Friday, July 27, 2012

Nature's Voice

There is a place where it is cool even though the air is hot. A magical place, full of freezing cold water that comes up out of the earth. A special gift to us who have labored all week in 90-degree temperatures trying to capture the world around us. Seven springs literally come up out of Great North Mountain and flow down stream forming an ideal swimming hole. The water is ice cold and as clear as glass. You can drink it. This has become one of our favorite places to paint.

We recently finished our latest painting workshop at Shrine Mont. It was—as it has been for the last fours years—simply wonderful. It is this sense of place that we are looking for. We look for connections to the landscape—connections to the mountains, still waters, rock formations or to color. Some things speak more loudly than others.

It is always part of the workshop objective to achieve a “state of mind” when painting. The painting becomes a witness to that state of mind. Or really, the various states of mind one experiences when painting like this. The picture itself is secondary.

There is a state of mind when discovering. Something spoke to me and I listened; I explored; I looked and I felt. What spoke to me? What did I hear? What do I feel? What do I want to share? Things reveal themselves. There is no question that some places demand your attention and others do not. There could be meaning in the sound of moving water: a memory. It could be the magnitude of the mountains: the age, the vastness of one’s surroundings. It could be a reflection or the way light falls on a tree.

"Painting from nature is not copying the object, it is realizing one's sensations." (Cézanne)

This connection of the artist to the landscape, of the artist to the specific landscape, is one you find through out art history. Georgia O’Keeffe didn’t paint just any landscape but a one that spoke to her, that worked with her vision and sense of place. Cézanne had his beloved Mont Ste-Victoire. Homer, the coast of New England. Neil Welliver, the woods of Maine.

In this case though it isn’t just any place that speaks. It is also this place, Shrine Mont, in Orkney Springs, Virginia that fuels our endeavors—a place that people have been coming to for well over one hundred and fifty years for respite and rejuvenation. A place originally of tourism and now enriched with spiritual meaning. It is a place that also sits in one of the most beautiful areas of Virginia.

Shrine Mont adds a dimension to this landscape that removes us from the ordinary to the “extra ordinary”. It takes us away from the commonplace and everyday and allows us to hear nature’s voice. Things are discovered that may never have occurred had we only spent a day outside. Shrine Mont has no television, no air conditioning. It is old and worn and very special.

“At such times there is a song going on within us, a song to which we listen. It fills us with surprise. We marvel at it.” (Robert Henri)

Sunday, February 26, 2012

Submitting to the Unknown

Submissions are a part of every artist’s life. Whether it’s submitting a portfolio to an art school, a portfolio for a job, or a submission to an art show or gallery. They are something that every artist has to do if they want to put their work in the public arena.

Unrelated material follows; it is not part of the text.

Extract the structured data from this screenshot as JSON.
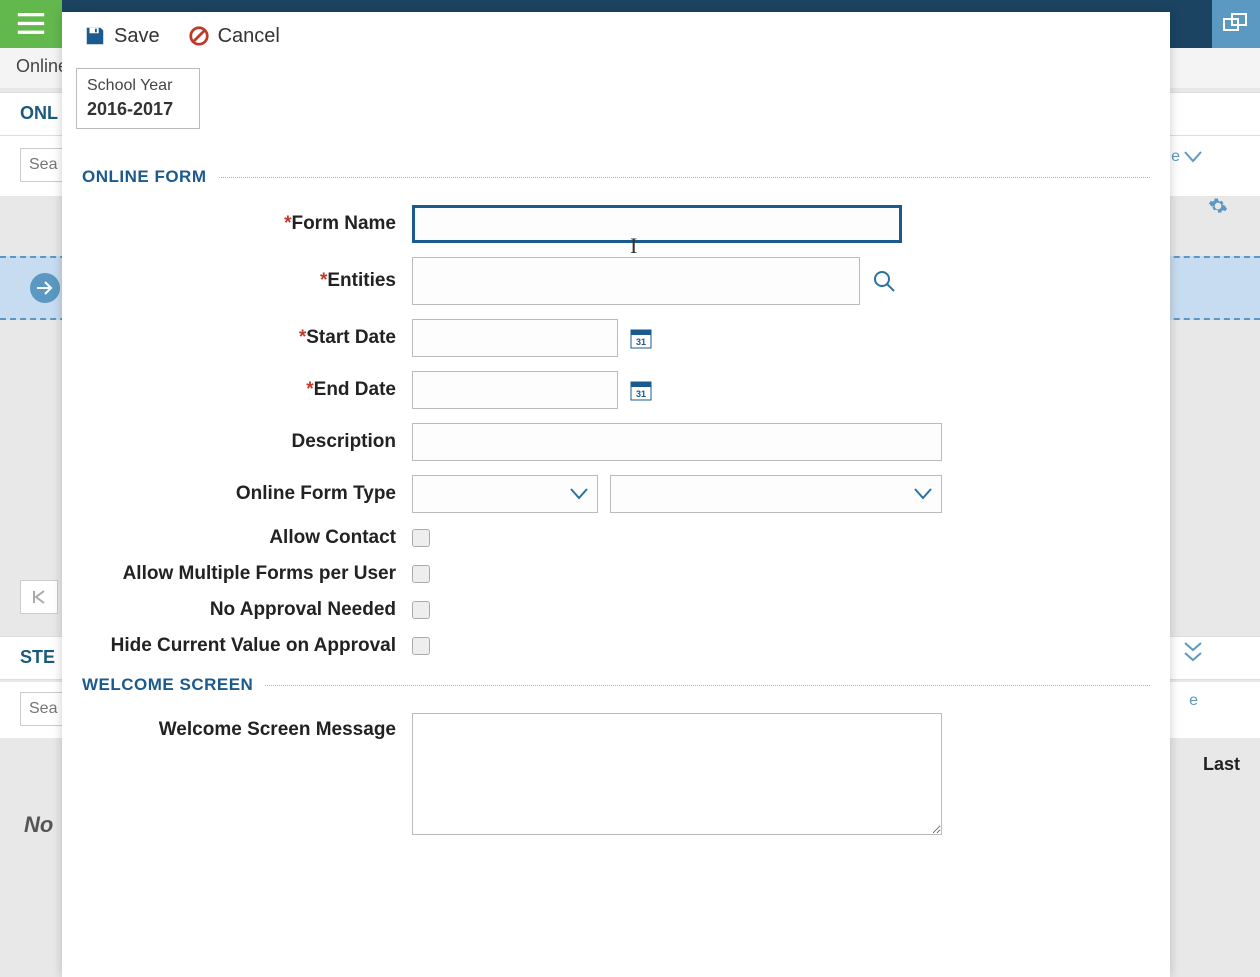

What value does submitting our work have? Why does it seem that art making which it on the face of it, lacks opponents, all about competition? Obviously for school or a job, it's the difference between a career in art or a job in the art field. Submitting to shows and galleries can be the difference between recognition and obscurity. Art is competitive whether we like it or not.

That said, it should be remembered that if an artist is never recognized, it doesn’t mean they aren’t talented—just obscure. There are plenty of artists who have submitted work and gotten recognition who only have nominal talent. And there are great artists who have died trying. Vermeer was not recognized in his lifetime. Neither was Van Gogh.

So much recognition is about time and place—what is fashionable, what is new, who does the judging. Art has not been judged in an academy system since the late 1800s. Self-promotion and networking are how many branded artists have gotten recognition. Gallery directors can exude enormous power. But so can prestigious art schools.

Recently a friend and I have begun to submit a children’s book that we have collaborated on. He wrote the story. I designed the book and painted the illustrations. It is a daunting enterprise. Not that I haven’t submitted work before. I have and I’ve gotten some results. Some years I’m in as many as twelve shows.

But sometimes, the same painting that is awarded in one show, is not accepted in another. But submitting a children’s book is different. We are unknown. The competition is fierce. The chance of even a small nod is remote. So why bother? Why take this chance in a new arena against so many odds?

I think it has to do with taking chances. Taking a chance means that maybe something will happen. Dr. Seuss (Theodore Geiser) submitted The Cat in the Hat twenty-seven times before it was accepted for publication. Chicken Soup for the Soul was submitted one hundred and forty times. If we don’t take that chance, maybe twenty-seven maybe one hundred and forty, nothing will happen.

I try to encourage my students to submit their work—submit their work to graduate school, a job interview, or a juried art show. See what happens. Maybe nothing, maybe everything will. Count only the acceptances and discard the rest. You never know.